While this situation would feel frustrating to the average person, on principle, it’s the kind of dilemma quantum physicists aim to work out. Often, at the quantum level, they have to understand tiny objects in terms of probability. Because the laws of what most people understand as reality are a bit different in quantum mechanics, they can be hard to picture in our heads. Sometimes, they’re best described using mathematical equations.
What Are Some Common Principals of Quantum Physics?
While it’s probably not surprising that it could take years of study to catch up with most quantum physicists, it is possible to get a broad overview of some of the core concepts of this branch of science. Let’s look at a few defining principles that have emerged from the study of quantum physics.
Wave-particle duality is a major concept in the world of quantum physics. It centers on the fact that some objects can appear to be both a particle and a wave at the same time. One way to imagine this concept is to picture a ball, which in this case represents an electron.
Say that you toss the ball into a lake and it disappears but creates a series of ripples, which represent waves in this metaphor. Maybe a second later, the ball pops back up to the surface, surrounded by the ripples. Are you looking at a particle or a wave? The simplest answer is both, which is the general idea behind wave-particle duality and the fact that sometimes you have to use both terms to fully describe what’s happening, even if they might sound conflicting.
Another interesting concept is the idea of quantum superposition, which focuses on the idea that an object like an electron can exist in two quantum states at the same time. To be more specific, let’s use the fact that electrons can have an “up spin,” which means they’re spinning upwards, or a “down spin,” which means they’re spinning downwards.
Until a particular electron is measured, there’s an infinite possibility it could be spinning in either direction. Think of it as a spinning quarter. Is the quarter heads or tails while it’s spinning? Technically both and neither until it stops and someone can measure the results.
Quantum entanglement is a phenomenon that can happen when two particles interact in a certain way that causes them to become linked. From that point on, they’ll always oppose each other, so one will always have an up spin while the other will always have a down spin.

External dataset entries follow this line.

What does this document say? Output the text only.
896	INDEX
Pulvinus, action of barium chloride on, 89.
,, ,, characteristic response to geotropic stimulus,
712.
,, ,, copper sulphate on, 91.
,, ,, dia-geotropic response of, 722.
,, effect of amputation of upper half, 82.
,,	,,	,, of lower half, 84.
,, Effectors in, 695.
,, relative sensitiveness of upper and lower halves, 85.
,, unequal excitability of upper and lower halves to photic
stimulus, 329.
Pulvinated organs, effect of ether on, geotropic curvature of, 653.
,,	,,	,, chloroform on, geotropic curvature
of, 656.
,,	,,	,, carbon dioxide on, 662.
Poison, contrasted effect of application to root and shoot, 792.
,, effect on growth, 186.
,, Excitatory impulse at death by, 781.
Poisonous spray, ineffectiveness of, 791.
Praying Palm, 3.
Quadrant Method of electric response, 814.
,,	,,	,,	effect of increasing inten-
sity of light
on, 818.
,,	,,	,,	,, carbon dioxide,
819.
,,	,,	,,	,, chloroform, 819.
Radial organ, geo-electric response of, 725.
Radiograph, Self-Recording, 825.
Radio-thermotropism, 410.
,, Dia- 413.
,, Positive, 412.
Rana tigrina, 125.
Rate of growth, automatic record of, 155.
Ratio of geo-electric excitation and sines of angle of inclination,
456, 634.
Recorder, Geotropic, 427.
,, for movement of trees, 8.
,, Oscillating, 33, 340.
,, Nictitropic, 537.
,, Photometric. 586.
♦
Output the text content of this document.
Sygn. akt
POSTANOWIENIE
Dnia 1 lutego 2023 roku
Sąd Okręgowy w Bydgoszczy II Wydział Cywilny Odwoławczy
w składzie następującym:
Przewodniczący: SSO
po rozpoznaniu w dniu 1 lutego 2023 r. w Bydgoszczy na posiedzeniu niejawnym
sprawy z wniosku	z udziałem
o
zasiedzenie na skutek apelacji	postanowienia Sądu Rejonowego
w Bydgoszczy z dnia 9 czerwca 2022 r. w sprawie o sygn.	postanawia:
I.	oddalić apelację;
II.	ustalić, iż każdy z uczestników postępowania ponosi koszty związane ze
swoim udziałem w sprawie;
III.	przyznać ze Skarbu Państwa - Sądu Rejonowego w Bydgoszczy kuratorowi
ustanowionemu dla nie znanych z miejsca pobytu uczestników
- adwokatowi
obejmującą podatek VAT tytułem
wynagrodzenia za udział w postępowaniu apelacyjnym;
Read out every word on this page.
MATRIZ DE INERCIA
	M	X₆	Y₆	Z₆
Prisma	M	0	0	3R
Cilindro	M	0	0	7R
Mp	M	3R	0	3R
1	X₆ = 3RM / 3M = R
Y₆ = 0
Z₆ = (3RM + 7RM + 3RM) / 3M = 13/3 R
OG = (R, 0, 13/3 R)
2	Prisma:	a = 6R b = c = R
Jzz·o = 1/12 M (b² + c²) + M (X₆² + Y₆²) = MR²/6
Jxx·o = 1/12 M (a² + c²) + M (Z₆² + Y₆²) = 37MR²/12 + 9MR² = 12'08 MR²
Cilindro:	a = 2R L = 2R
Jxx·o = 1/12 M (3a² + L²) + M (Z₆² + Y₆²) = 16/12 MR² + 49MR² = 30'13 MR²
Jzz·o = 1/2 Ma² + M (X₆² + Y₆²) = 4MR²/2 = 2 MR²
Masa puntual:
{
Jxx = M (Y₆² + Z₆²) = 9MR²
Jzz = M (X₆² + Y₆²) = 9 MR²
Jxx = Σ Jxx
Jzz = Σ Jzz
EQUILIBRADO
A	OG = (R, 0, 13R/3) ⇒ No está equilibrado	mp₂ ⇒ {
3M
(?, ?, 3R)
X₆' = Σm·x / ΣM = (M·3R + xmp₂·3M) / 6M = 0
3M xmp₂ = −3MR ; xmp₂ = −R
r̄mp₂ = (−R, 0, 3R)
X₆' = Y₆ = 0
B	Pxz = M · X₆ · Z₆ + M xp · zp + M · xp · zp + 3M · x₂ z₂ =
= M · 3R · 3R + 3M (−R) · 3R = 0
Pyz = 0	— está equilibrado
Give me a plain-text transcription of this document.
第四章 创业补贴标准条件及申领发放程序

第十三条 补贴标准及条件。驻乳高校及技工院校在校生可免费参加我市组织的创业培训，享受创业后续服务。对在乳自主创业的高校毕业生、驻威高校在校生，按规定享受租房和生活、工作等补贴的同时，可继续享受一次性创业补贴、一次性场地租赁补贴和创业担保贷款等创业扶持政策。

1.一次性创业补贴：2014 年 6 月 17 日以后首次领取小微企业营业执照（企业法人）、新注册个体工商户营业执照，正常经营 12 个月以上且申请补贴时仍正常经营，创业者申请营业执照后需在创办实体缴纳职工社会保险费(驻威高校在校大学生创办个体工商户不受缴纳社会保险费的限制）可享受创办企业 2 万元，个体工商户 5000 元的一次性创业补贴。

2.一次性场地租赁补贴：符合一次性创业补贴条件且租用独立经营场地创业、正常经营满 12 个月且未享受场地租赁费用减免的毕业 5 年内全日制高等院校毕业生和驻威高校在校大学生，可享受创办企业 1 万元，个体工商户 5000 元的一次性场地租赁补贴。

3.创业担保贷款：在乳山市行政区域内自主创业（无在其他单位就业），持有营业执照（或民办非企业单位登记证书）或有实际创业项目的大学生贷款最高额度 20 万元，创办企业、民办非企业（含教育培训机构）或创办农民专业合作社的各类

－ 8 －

Once this linkage has occurred, these two particles will always maintain opposing states, no matter how far apart they are. To put this into perspective, think of it this way: It means that if you knew the spin of one electron on Earth, you could immediately discover the spin of the electron it was entangled with, even if it was in a distant galaxy light-years away. This information could be obtained faster than the speed of light — a concept that entertained Einstein to the point he nicknamed it “spooky action at a distance.”